Relancer massivement l’investissement public

Avant tout, “il faut relancer l’investissement public dans la construction et la rénovation tant au niveau des États membres que de l’UE”, a martelé le président d’Housing Europe, Bent Madsen. C’est la première exigence inscrite dans la résolution commune rédigée en vue de contribuer à la conférence des ministres européens du 8 mars(1). Cette résolution appelle à un engagement clair de l’UE en faveur du logement abordable, sous la forme d’un plan en dix points. “La relance des financements publics doit se conjuguer avec la recherche d’une efficacité optimale dans nos investissements”, a souligné Valérie Fournier, présidente de la Fédération des ESH. Marie Linder, présidente de l’Union internationale des locataires, s’inquiète de la concurrence des politiques publiques et de ses effets pervers. “La rénovation thermique de l’habitat sert les objectifs environnementaux de réduction des émissions de CO2 et accroît le confort des locataires, mais sans financements publics conséquents, elle peut conduire à une hausse des loyers qui évincera les ménages les plus défavorisés du logement social”, anticipe-t-elle.

Marcel Rogemont, président de la Fédération des OPH, a insisté sur la prise en compte des spécificités territoriales : “Qui décide de construire des logements sociaux et de faire de la mixité sociale ? Ce sont les élus locaux. Ils sont en première ligne sur ces sujets et l’UE doit s’organiser pour travailler avec eux afin d’assurer l’efficacité de ses interventions.”

Une palette d’outils existants

La webconférence du 7 mars a également été l’occasion de passer en revue les outils d’action et de financement européens existants (voir aussi AH 1136) : Green Deal ; enveloppes FEDER, FSE et FTJ fixées dans l’Accord de partenariat sur la politique de cohésion de l’UE ; nouveau Bauhaus européen ; dispositif EnergieSprong ; plateforme européenne de lutte contre le sans-abrisme et surtout l’Alliance entre la Banque des Territoires (BdT) et la Banque européenne d’investissement (BEI), ce guichet unique créé en 2020 sur une initiative de l’USH. “J’encourage les bailleurs sociaux à déposer leur demande de prêt à la BEI ou à la CEB directement sur la plateforme en ligne de la BdT où sont instruits les dossiers”, a invité Bruno Coquemont de la Banque des Territoires.

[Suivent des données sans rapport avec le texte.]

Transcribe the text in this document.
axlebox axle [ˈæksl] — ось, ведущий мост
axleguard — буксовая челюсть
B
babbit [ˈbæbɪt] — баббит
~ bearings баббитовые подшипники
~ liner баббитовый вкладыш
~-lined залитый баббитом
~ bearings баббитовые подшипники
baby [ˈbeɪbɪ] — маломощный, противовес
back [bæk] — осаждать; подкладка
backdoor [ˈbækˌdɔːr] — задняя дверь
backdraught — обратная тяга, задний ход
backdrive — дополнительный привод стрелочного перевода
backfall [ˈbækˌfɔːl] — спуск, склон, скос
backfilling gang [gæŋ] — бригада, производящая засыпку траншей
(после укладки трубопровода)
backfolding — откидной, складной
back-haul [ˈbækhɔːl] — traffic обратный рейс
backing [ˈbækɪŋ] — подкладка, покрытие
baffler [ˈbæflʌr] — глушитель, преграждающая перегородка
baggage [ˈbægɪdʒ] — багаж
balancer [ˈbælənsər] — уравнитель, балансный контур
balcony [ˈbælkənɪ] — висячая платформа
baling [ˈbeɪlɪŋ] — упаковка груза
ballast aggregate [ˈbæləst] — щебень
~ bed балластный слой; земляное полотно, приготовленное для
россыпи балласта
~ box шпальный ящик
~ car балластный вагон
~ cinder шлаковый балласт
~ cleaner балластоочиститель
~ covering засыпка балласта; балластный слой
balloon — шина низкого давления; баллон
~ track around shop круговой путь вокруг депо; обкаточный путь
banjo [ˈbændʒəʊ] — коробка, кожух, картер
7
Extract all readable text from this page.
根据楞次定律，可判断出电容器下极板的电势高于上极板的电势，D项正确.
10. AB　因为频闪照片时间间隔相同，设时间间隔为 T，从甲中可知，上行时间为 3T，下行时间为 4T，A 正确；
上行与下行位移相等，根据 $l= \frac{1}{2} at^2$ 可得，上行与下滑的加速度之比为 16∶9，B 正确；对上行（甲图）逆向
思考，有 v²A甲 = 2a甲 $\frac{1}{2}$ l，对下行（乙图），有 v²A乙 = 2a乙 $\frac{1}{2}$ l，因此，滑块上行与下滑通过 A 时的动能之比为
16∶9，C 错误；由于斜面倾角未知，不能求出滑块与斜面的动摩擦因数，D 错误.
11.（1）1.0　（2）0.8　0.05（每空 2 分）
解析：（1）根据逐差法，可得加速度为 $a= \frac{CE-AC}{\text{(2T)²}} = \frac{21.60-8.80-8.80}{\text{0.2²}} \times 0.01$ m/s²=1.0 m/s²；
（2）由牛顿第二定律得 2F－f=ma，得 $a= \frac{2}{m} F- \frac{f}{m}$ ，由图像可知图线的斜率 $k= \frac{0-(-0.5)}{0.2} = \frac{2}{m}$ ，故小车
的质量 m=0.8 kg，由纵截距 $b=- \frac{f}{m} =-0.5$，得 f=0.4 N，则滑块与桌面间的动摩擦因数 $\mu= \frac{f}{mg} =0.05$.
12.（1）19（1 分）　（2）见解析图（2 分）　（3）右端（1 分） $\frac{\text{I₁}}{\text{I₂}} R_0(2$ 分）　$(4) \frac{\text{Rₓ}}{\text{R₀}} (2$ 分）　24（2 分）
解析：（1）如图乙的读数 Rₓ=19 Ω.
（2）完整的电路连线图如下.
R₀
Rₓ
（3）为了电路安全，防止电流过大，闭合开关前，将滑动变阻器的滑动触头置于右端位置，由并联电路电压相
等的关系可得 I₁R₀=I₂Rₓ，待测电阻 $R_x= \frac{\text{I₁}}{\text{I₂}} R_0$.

À propos du Green Deal et des révisions des directives énergie en cours, Carine Puyol, chargée des Affaires européenne à l’USH, a rassuré ceux qui s’interrogeaient sur la faisabilité de rénover 3% par an du parc de logement social et les amener à des consommations énergétiques proches de zéro d’ici à 2030 : “Des discussions sont en cours avec le Parlement européen et la Commission pour envisager un assouplissement”, a-t-elle indiqué.

Éric Pliez, président de Paris Habitat et Philippe Remignon, directeur général de Vilogia, ont présenté des projets soutenus par des financements européens, en regrettant que l’Europe finance surtout la R&D et l’innovation qui en résulte mais reste faible sur la phase de déploiement et de généralisation. Ils regrettent aussi le trop grand nombre d’appels à projets mal fléchés sur le logement social, contraignant les équipes à “un travail de tri énergivore” pour retenir les bons dossiers.

(1) Cette contribution est signée d’Housing Europe, Eurocities, l’Association internationale des locataires, la Fédération européennes des associations nationales travaillant avec les sans-abris, Confrontations Europe et du Conseil des communes et régions d’Europe.